Foi algo muito significativo e que balançou as quatro grandes marcas. Para isso, reunimos os principais lançamentos do início da década de 1990, período de tempo que refletiu justamente essa nova possibilidade de nacionalizar a tecnologia estrangeira. Isso não quer dizer, é claro, que não houve uma intenção de defender o mercado nacional. A lista não está em ordem de importância. Quer lembrar outros exemplos? Compartilhe conosco nos comentários!
1 – Fiat
A Fiat chegou ao Brasil em 1977 com o 147 e, até 1991, sempre figurou com carros baratos e acessíveis à maioria. Mas isso mudou com a chegada do Tempra. O sedan de luxo surgiu na Itália em 1988, e a Fiat já tinha planos para ele no Brasil. Apesar disso, veio em tempo certo: o Brasil, país que carecia de modelos de luxo, recebeu inúmeros deles durante a abertura das importações.
O Tempra era um sedan grande, luxuoso e com design chamativo. Ao longo do tempo, ganhou a versão Turbo que tornou-se, na época, o modelo mais rápido do Brasil. Foi um bom contraexemplo para balancear a imagem da Fiat no Brasil, que sempre ofereceu modelos razoavelmente acessíveis pela população, e que criou o Mille, um modelo espartano ao extremo. Agora, eles tinham um sedan de luxo.

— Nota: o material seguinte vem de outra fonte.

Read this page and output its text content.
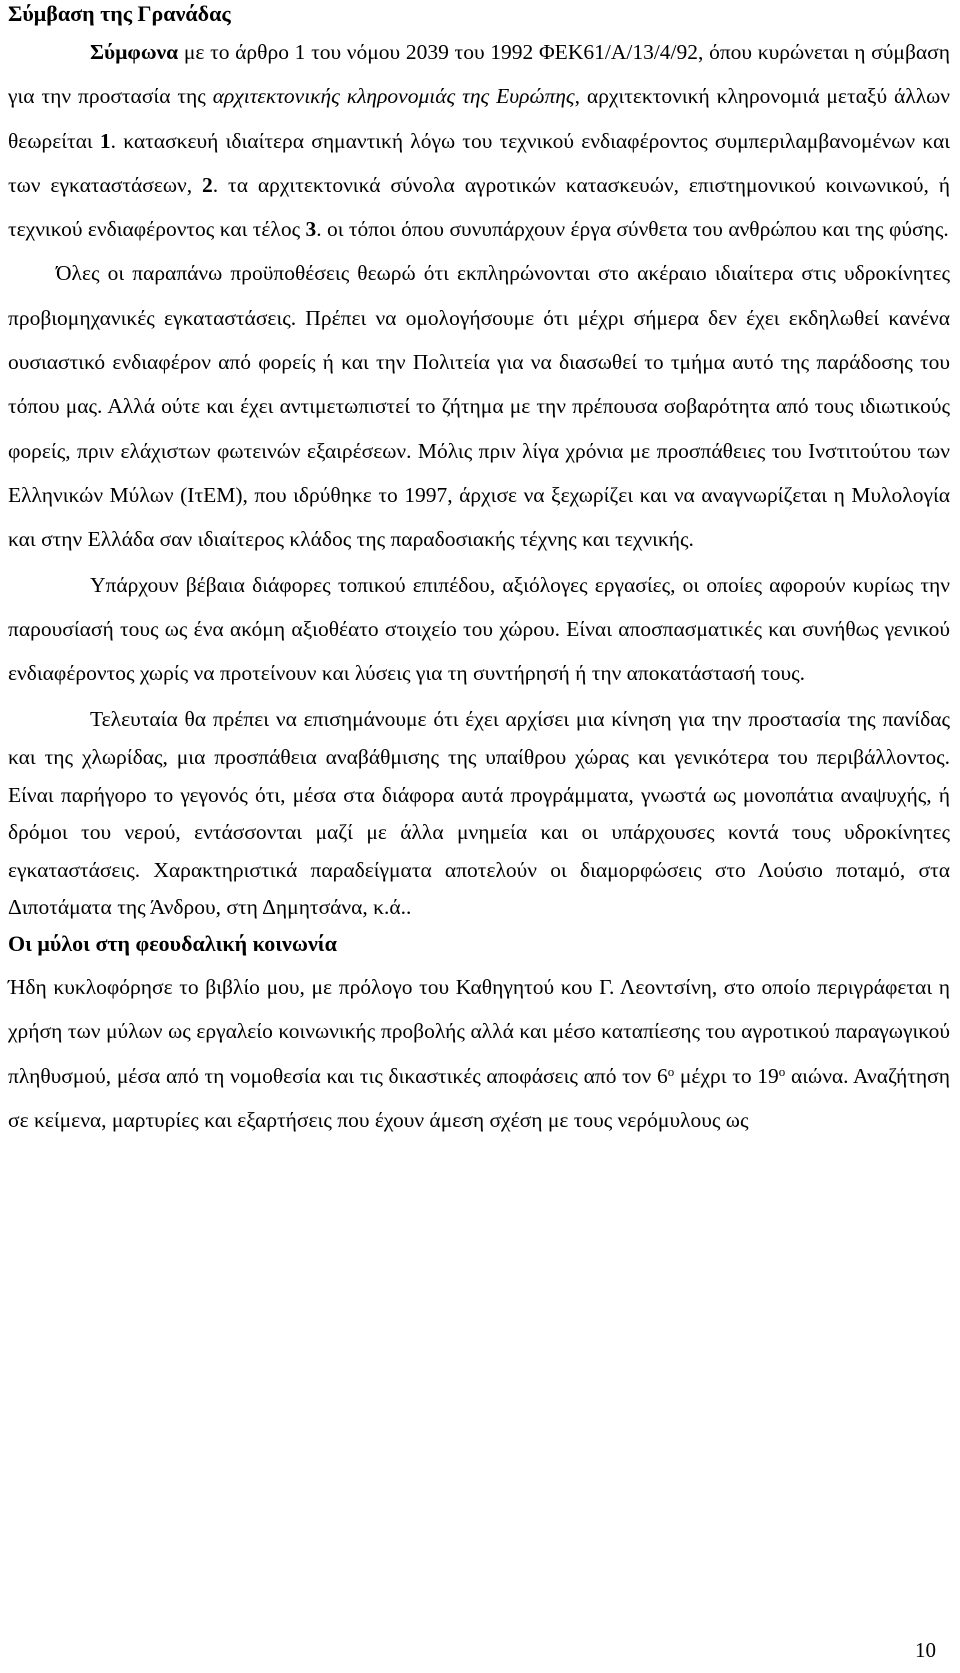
Σύμβαση της Γρανάδας

Σύμφωνα με το άρθρο 1 του νόμου 2039 του 1992 ΦΕΚ61/Α/13/4/92, όπου κυρώνεται η σύμβαση για την προστασία της αρχιτεκτονικής κληρονομιάς της Ευρώπης, αρχιτεκτονική κληρονομιά μεταξύ άλλων θεωρείται 1. κατασκευή ιδιαίτερα σημαντική λόγω του τεχνικού ενδιαφέροντος συμπεριλαμβανομένων και των εγκαταστάσεων, 2. τα αρχιτεκτονικά σύνολα αγροτικών κατασκευών, επιστημονικού κοινωνικού, ή τεχνικού ενδιαφέροντος και τέλος 3. οι τόποι όπου συνυπάρχουν έργα σύνθετα του ανθρώπου και της φύσης.

Όλες οι παραπάνω προϋποθέσεις θεωρώ ότι εκπληρώνονται στο ακέραιο ιδιαίτερα στις υδροκίνητες προβιομηχανικές εγκαταστάσεις. Πρέπει να ομολογήσουμε ότι μέχρι σήμερα δεν έχει εκδηλωθεί κανένα ουσιαστικό ενδιαφέρον από φορείς ή και την Πολιτεία για να διασωθεί το τμήμα αυτό της παράδοσης του τόπου μας. Αλλά ούτε και έχει αντιμετωπιστεί το ζήτημα με την πρέπουσα σοβαρότητα από τους ιδιωτικούς φορείς, πριν ελάχιστων φωτεινών εξαιρέσεων. Μόλις πριν λίγα χρόνια με προσπάθειες του Ινστιτούτου των Ελληνικών Μύλων (ΙτΕΜ), που ιδρύθηκε το 1997, άρχισε να ξεχωρίζει και να αναγνωρίζεται η Μυλολογία και στην Ελλάδα σαν ιδιαίτερος κλάδος της παραδοσιακής τέχνης και τεχνικής.

Υπάρχουν βέβαια διάφορες τοπικού επιπέδου, αξιόλογες εργασίες, οι οποίες αφορούν κυρίως την παρουσίασή τους ως ένα ακόμη αξιοθέατο στοιχείο του χώρου. Είναι αποσπασματικές και συνήθως γενικού ενδιαφέροντος χωρίς να προτείνουν και λύσεις για τη συντήρησή ή την αποκατάστασή τους.

Τελευταία θα πρέπει να επισημάνουμε ότι έχει αρχίσει μια κίνηση για την προστασία της πανίδας και της χλωρίδας, μια προσπάθεια αναβάθμισης της υπαίθρου χώρας και γενικότερα του περιβάλλοντος. Είναι παρήγορο το γεγονός ότι, μέσα στα διάφορα αυτά προγράμματα, γνωστά ως μονοπάτια αναψυχής, ή δρόμοι του νερού, εντάσσονται μαζί με άλλα μνημεία και οι υπάρχουσες κοντά τους υδροκίνητες εγκαταστάσεις. Χαρακτηριστικά παραδείγματα αποτελούν οι διαμορφώσεις στο Λούσιο ποταμό, στα Διποτάματα της Άνδρου, στη Δημητσάνα, κ.ά..

Οι μύλοι στη φεουδαλική κοινωνία

Ήδη κυκλοφόρησε το βιβλίο μου, με πρόλογο του Καθηγητού κου Γ. Λεοντσίνη, στο οποίο περιγράφεται η χρήση των μύλων ως εργαλείο κοινωνικής προβολής αλλά και μέσο καταπίεσης του αγροτικού παραγωγικού πληθυσμού, μέσα από τη νομοθεσία και τις δικαστικές αποφάσεις από τον $6^o$ μέχρι το $19^o$ αιώνα. Αναζήτηση σε κείμενα, μαρτυρίες και εξαρτήσεις που έχουν άμεση σχέση με τους νερόμυλους ως

10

O Tipo também é um exemplo importante. Embora tenha chegado em 1993 como um modelo importado, foi um dos poucos carros até hoje a superar o Gol no ranking dos carros mais vendidos. Importado da Itália, só foi nacionalizado em 1995, mas saiu de linha em 1997. Foi substituído pelo Brava, lançado em 1999.

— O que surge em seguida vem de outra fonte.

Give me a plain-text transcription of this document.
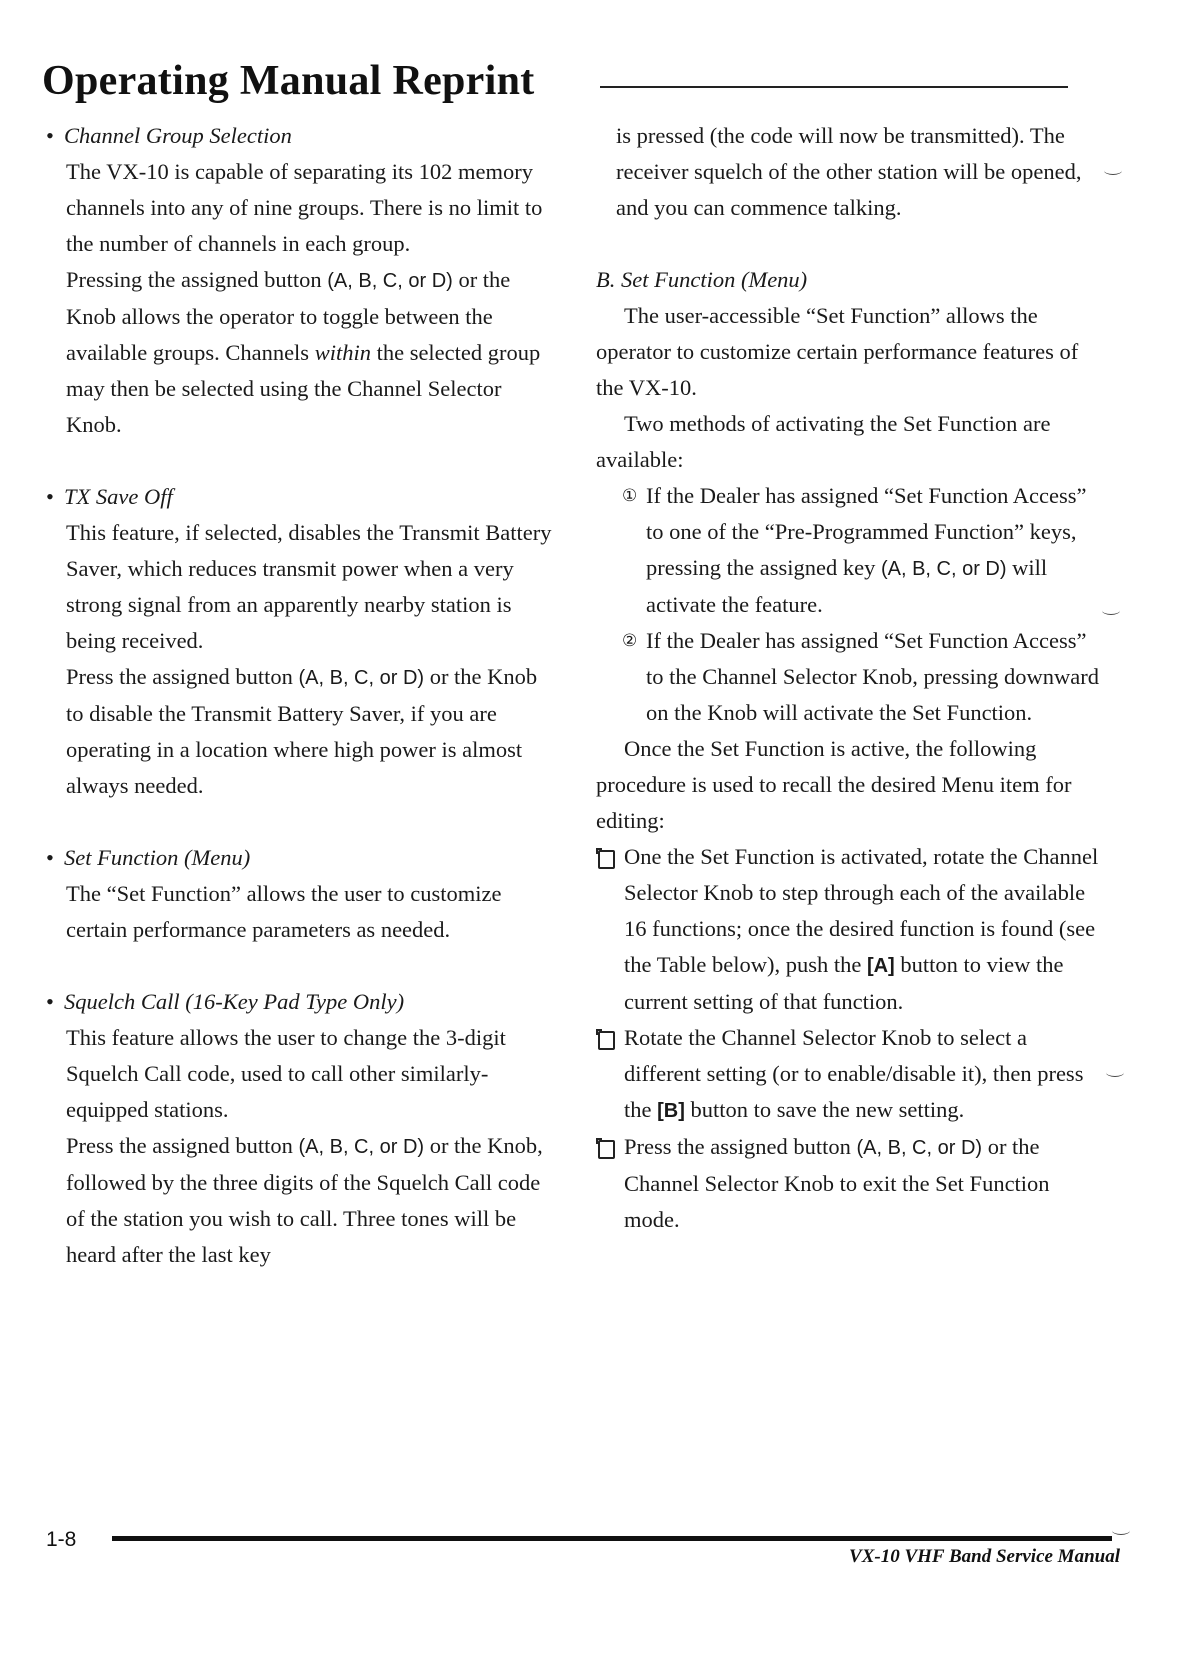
Operating Manual Reprint

• Channel Group Selection

The VX-10 is capable of separating its 102 memory channels into any of nine groups. There is no limit to the number of channels in each group.

Pressing the assigned button (A, B, C, or D) or the Knob allows the operator to toggle between the available groups. Channels within the selected group may then be selected using the Channel Selector Knob.

• TX Save Off

This feature, if selected, disables the Transmit Battery Saver, which reduces transmit power when a very strong signal from an apparently nearby station is being received.

Press the assigned button (A, B, C, or D) or the Knob to disable the Transmit Battery Saver, if you are operating in a location where high power is almost always needed.

• Set Function (Menu)

The “Set Function” allows the user to customize certain performance parameters as needed.

• Squelch Call (16-Key Pad Type Only)

This feature allows the user to change the 3-digit Squelch Call code, used to call other similarly-equipped stations.

Press the assigned button (A, B, C, or D) or the Knob, followed by the three digits of the Squelch Call code of the station you wish to call. Three tones will be heard after the last key

is pressed (the code will now be transmitted). The receiver squelch of the other station will be opened, and you can commence talking.

B. Set Function (Menu)

The user-accessible “Set Function” allows the operator to customize certain performance features of the VX-10.

Two methods of activating the Set Function are available:

① If the Dealer has assigned “Set Function Access” to one of the “Pre-Programmed Function” keys, pressing the assigned key (A, B, C, or D) will activate the feature.

② If the Dealer has assigned “Set Function Access” to the Channel Selector Knob, pressing downward on the Knob will activate the Set Function.

Once the Set Function is active, the following procedure is used to recall the desired Menu item for editing:

One the Set Function is activated, rotate the Channel Selector Knob to step through each of the available 16 functions; once the desired function is found (see the Table below), push the [A] button to view the current setting of that function.

Rotate the Channel Selector Knob to select a different setting (or to enable/disable it), then press the [B] button to save the new setting.

Press the assigned button (A, B, C, or D) or the Channel Selector Knob to exit the Set Function mode.

1-8
VX-10 VHF Band Service Manual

O Tempra também saiu de linha em 1998, e a Fiat o sucedeu com o Marea, que carregou boa parte da imagem (e padrões) do seu antecessor. Apesar disso, hoje, a marca carece de modelos realmente impactantes e luxuosos que possam reafirmar essa referência de luxo. É por isso que Bravo, Linea e Freemont (este último um Dodge) vendem pouco atualmente.
2 – Ford
Como já se sabe, Ford e Volkswagen estabeleceram um acordo formando um joint-venture chamado Autolatina em 1987. Apesar disso, as consequências práticas só apareceram em 1990, com o lançamento de modelos como o Apollo e o Verona, este último fabricado pela Ford. Baseado no Escort, era vendido apenas na versão duas portas. À época, as montadoras tinham duas formas de reagir: renovar o mercado para enfrentar os importados ou aproveitar a situação para renovar suas tecnologias para tirar o mercado brasileiro do atraso que estava até o fim dos anos 1980. A Ford (e a VW, logo abaixo) foram as que agiram de forma mais amena dentre as cinco aqui citadas.

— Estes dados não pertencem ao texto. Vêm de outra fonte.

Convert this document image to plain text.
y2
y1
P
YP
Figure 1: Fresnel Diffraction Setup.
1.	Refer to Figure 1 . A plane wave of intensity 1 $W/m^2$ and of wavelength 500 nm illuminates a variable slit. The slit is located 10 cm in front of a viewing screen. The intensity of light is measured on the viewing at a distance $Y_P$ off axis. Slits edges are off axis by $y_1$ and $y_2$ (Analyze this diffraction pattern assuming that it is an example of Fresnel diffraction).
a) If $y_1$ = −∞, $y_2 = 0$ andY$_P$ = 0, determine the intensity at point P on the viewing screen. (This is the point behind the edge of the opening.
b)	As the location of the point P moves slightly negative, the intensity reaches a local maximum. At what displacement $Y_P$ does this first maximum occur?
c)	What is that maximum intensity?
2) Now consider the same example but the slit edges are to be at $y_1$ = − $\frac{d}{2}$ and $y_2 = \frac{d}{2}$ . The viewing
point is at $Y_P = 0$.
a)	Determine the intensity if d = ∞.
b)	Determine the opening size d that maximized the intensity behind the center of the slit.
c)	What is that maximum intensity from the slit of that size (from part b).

A Ford, de início, não se movimentou para defender sua linha. Isso só aconteceu porque a Autolatina já tinha alguns planos: além do compartilhamento de motores, plataformas e fábricas entre si (o Escort usava motores da Volkswagen e o Logus era produzido em uma fábrica da Ford, assim como o Versailles aproveitava-se da plataforma do Santana), eles planejavam substituir toda a linha Gol por derivados do Escort 1993. Com a vinda de modelos europeus para o Brasil, a linha Ford estava renovada.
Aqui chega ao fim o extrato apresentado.